Mon père est décédé en 2002 et je n’ai pas retrouvé dans ses archives les coordonnées d’Israäl Lichtenstain. Je me suis donc rendu à cette cérémonie dans ma ville natale car je pensais qu’il me serait possible de rencontrer les personnes qui avaient permis de rétablir le contact entre mon père et ses anciens élèves juifs. J’avais vu juste et le soir même j’obtenais par téléphone les coordonnées d’Israël Lichtenstein, le « Zizi » auquel mon père était tant attaché.

Dès le lendemain, j’appelais le médecin à la retraite. Au cours d’une conversation téléphonique empreinte d’une grande émotion, il m’a fait part de son grand désir de me rencontrer, Il partait en voyage avec son épouse début juillet 2011 et il fallait donc aller à Jérusalem avant. Internet me fut d’une grande utilité pour acheter les billets d’avion et retenir un hébergement à Jérusalem. Le 15 juin, accompagné de mon épouse, je prenais un vol Air France à destination de Tel-Aviv d’où un minibus devait me conduire à Jérusalem Ouest où j’avais retenu un hôtel.

Dès notre arrivée à l’hôtel, j’appelai Israël Lichtenstein qui arriva rapidement et nous conduisit à son domicile où nous avons fait la connaissance de son épouse. La soirée passée dans un restaurant de Jérusalem a permis d’évoquer le passé. Mon père n’étant plus de ce monde, c’était une obligation pour moi de maintenir le lien qu’il avait commencé à tisser en 1941 au Masgelier.

Depuis juin 2011, je garde le contact avec Israël Lichtenstein et nous ne manquons jamais de nous adresser nos vœux au début de chaque année.

A suivre…

Souvenirs intimes (1ère partie)

La couverture du numéro de septembre du National Geographic France montre le Dôme du Rocher sur l’Esplanade des Mosquées à Jérusalem. Le sous-titre de la photo précise que c’est « un lieu saint sous hautes tensions ».

Cette photo fait remonter en moi le souvenir d’un voyage de quelques jours effectué à Jérusalem au mois de juin 2011, et que j’ai brièvement évoqué dans une note publiée le 26 juin de ce même mois.
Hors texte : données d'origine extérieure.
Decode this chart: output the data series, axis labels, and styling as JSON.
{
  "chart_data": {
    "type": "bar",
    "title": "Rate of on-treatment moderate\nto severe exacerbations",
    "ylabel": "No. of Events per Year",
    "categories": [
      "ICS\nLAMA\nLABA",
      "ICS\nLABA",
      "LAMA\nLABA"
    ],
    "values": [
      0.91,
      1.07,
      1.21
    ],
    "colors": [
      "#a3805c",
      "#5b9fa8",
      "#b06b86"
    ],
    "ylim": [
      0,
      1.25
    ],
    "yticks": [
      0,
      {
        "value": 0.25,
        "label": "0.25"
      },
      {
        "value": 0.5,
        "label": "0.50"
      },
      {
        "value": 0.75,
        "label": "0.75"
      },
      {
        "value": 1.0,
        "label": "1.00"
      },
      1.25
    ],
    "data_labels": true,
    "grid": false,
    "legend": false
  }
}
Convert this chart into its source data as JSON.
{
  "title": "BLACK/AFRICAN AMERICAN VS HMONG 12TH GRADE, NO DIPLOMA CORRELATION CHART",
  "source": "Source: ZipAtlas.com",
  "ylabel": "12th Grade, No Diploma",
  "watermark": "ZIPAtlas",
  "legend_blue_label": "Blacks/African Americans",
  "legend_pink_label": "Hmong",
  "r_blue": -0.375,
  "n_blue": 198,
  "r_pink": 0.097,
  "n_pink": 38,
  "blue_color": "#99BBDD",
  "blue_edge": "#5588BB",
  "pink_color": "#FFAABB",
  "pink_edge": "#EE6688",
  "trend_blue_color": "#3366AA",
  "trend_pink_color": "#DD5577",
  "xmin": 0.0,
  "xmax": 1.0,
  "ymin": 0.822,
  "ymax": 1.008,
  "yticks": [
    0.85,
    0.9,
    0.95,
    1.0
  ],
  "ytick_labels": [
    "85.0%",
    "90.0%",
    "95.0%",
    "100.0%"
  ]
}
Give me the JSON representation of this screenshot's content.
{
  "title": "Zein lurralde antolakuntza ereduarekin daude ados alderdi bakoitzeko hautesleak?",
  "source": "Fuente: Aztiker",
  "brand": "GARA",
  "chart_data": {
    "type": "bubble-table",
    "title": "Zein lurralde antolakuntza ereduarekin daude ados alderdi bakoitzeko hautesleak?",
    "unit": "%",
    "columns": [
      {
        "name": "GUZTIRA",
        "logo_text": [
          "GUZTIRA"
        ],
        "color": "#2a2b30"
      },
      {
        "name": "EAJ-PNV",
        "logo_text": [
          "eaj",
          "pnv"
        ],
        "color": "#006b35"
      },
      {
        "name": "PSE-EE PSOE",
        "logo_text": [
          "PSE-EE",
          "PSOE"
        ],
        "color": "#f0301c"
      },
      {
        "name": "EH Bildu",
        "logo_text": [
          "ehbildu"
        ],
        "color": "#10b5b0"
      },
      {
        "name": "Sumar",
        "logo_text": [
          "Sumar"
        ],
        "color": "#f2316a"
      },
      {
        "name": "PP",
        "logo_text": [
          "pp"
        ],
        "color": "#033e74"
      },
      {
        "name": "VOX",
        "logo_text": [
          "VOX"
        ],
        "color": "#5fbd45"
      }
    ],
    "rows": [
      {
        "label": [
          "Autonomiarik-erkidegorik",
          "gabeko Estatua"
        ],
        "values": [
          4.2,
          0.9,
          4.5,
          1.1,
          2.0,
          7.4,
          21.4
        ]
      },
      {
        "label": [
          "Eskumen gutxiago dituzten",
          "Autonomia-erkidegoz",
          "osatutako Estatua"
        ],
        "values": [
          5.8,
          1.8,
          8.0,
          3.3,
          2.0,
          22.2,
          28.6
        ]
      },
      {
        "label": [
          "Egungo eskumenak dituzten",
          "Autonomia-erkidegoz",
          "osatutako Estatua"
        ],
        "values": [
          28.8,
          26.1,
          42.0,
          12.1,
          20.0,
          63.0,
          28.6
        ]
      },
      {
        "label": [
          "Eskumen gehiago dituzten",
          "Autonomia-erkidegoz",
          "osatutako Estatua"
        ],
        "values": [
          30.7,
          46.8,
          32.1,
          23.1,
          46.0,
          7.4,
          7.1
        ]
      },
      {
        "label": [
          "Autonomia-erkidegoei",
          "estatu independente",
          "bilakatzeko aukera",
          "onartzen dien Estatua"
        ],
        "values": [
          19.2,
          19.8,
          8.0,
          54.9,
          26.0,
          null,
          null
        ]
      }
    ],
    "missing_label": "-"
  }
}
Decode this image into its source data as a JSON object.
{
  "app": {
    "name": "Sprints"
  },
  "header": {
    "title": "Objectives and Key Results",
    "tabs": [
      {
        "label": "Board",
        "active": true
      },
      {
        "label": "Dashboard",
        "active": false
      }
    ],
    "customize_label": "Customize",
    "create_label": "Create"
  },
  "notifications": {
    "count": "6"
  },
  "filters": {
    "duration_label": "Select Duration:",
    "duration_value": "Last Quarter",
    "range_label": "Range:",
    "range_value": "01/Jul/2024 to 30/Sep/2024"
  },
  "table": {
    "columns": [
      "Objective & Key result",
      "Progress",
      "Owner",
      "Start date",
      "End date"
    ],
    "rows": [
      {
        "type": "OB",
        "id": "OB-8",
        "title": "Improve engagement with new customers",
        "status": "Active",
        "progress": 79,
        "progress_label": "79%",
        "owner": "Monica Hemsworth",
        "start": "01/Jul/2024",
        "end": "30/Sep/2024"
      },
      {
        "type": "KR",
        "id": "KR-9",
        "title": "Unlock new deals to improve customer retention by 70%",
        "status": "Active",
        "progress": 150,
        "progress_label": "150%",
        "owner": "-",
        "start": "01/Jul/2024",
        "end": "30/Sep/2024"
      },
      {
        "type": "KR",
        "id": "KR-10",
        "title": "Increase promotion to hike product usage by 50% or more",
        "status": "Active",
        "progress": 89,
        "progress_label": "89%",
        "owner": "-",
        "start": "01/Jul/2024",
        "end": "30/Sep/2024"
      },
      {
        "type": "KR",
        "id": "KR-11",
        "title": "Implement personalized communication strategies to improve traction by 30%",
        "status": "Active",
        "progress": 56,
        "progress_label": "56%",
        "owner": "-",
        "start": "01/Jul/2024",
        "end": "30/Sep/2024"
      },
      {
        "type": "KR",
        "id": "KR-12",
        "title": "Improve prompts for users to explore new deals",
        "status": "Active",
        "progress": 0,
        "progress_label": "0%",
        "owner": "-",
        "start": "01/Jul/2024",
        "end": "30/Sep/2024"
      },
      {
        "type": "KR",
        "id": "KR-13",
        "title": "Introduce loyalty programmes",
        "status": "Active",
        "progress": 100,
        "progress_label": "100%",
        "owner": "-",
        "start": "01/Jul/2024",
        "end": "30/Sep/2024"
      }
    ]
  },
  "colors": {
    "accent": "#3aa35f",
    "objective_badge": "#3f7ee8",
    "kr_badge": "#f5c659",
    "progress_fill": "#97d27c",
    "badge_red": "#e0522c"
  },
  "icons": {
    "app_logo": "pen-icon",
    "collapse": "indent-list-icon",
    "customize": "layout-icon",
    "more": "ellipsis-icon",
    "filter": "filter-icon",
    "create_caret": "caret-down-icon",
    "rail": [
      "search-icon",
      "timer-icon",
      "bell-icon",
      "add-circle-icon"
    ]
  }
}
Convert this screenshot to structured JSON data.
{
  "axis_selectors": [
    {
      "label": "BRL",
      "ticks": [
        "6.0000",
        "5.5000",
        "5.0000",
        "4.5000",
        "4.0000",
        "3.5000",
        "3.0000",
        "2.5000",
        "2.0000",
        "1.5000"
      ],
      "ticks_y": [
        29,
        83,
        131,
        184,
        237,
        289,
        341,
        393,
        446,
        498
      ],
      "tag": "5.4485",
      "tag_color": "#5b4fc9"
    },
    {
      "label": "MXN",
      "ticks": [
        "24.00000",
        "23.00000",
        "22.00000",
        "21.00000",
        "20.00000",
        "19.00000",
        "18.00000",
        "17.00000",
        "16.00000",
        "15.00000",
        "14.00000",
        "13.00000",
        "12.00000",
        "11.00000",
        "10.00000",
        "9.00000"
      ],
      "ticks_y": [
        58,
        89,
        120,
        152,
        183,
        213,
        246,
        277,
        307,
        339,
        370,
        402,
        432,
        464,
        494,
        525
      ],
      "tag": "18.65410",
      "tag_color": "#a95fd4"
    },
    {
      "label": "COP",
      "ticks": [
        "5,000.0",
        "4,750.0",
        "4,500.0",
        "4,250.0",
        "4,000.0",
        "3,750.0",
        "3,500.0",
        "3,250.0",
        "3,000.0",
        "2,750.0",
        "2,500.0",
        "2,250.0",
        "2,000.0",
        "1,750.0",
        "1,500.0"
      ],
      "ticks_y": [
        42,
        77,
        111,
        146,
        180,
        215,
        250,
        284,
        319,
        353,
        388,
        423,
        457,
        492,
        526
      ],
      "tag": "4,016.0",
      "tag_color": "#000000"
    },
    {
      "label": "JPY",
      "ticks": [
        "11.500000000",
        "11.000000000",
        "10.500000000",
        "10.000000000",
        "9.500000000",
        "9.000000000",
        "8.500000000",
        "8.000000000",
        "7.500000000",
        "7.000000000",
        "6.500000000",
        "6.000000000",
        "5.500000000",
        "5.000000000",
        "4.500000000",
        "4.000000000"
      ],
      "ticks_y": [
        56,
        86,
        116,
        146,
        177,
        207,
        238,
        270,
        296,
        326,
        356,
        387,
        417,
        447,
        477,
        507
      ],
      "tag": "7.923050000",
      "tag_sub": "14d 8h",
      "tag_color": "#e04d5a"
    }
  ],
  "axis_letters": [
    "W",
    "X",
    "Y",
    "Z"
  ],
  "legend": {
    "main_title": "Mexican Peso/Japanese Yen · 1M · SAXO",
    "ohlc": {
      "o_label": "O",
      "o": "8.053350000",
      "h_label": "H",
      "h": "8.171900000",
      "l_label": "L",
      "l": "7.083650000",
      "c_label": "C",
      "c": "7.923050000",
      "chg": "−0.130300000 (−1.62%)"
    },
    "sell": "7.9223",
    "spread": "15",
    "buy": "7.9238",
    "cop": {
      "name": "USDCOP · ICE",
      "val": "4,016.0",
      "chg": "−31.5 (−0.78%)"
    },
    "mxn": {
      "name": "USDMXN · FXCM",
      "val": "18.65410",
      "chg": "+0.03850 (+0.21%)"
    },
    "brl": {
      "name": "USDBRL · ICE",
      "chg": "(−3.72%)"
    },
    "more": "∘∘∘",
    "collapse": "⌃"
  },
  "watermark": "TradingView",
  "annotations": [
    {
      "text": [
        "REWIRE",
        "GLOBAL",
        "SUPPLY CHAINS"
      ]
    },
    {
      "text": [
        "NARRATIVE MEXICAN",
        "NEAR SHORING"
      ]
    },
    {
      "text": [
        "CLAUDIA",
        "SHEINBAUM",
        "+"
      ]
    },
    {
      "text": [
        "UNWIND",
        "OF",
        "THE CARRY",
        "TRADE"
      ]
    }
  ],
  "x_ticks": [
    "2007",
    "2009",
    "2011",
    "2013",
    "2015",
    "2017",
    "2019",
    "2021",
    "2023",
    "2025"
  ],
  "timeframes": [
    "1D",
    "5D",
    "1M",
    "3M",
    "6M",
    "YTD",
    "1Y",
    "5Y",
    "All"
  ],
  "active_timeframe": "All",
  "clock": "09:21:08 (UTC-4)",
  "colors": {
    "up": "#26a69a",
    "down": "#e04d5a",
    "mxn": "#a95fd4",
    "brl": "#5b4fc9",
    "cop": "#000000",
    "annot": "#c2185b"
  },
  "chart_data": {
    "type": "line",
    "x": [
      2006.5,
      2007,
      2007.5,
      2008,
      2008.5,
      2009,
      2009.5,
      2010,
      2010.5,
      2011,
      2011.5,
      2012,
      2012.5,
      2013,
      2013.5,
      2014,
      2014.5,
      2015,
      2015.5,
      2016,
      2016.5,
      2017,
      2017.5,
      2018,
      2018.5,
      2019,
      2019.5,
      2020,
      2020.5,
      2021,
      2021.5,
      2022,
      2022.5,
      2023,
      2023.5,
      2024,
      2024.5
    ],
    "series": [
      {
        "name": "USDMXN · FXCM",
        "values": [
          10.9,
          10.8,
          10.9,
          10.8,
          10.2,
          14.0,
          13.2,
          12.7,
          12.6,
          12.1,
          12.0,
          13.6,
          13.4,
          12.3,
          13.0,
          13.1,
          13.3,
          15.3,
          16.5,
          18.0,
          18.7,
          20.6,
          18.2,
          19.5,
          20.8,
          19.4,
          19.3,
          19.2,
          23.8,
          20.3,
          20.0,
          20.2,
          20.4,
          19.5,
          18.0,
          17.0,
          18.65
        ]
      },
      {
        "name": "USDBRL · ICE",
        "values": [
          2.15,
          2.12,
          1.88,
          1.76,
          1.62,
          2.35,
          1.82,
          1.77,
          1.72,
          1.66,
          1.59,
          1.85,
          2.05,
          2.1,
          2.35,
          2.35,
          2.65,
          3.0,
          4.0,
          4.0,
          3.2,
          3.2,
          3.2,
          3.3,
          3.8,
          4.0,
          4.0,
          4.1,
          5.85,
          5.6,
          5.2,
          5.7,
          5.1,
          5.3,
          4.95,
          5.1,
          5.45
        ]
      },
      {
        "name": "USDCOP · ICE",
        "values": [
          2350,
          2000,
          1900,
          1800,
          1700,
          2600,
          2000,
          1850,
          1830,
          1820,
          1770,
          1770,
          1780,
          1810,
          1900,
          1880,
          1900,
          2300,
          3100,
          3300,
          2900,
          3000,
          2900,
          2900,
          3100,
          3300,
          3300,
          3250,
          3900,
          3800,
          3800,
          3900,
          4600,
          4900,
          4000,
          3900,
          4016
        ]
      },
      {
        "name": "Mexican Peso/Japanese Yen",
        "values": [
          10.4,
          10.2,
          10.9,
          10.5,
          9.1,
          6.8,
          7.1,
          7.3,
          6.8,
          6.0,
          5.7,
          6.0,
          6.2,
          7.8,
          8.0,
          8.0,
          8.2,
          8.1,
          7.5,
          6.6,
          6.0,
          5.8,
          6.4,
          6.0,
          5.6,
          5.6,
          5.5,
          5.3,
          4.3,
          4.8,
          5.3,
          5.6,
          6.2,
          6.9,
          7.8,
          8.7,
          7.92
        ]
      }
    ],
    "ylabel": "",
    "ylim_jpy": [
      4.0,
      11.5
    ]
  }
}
Ce voyage est intimement lié à ma vie personnelle que, contrairement à beaucoup d’autres blogonautes, je n’évoque que très rarement sur ce blog.

L’histoire remonte à 1941, année où mon père – Gaston Grandpey – jeune instituteur (on ne parlait pas de professeur des écoles) est nommé au Masgelier, près de Grand-Bourg en Creuse où il restera de février à novembre 1941. On informe l’enseignant qu’il s’agit d’un poste particulier qui comporte certains risques. Ce n’est pas une école classique mais une maison qui abrite des enfants juifs de l’Œuvre de secours aux enfants, l’O.S.E., dissimulés à l’occupant dans ce coin perdu de la Creuse.

 

Le Masgelier en 1941

Les directeurs, Juifs eux aussi, assurent gîte et couvert. L’établissement possède trois classes mixtes.

La tâche qui attend le jeune instituteur est difficile et bien éloignée de la leçon modèle qu’on lui a enseignée à l’Ecole Normale. Point de matériel pédagogique, hormis de simples tables et des chaises.

Malgré cet environnement dépouillé, le travail s’organise car, si les enfants maîtrisent très mal le français, ils ont soif d’apprendre. C’est peut-être un moyen de soulager leur inquiétude. En effet, si certains reçoivent des nouvelles de leurs parents, d’autres apprennent leur départ dans des convois…

Parmi les jeunes pensionnaires du Masgelier figurent Harry Kujawski et Israël Lichtenstein, des élèves particulièrement doués et attachants. »Zizi » Lichtenstein, surtout, est un élève de huit ans qui sort du lot par la vivacité de son intelligence et son infatigable désir d’apprendre.

Quand, en novembre 1941, mon père quitte le Masgelier pour se rapprocher de sa future épouse – donc ma mère ! – ses élèves lui donnent en souvenir des photos dédicacées qu’il conservera précieusement.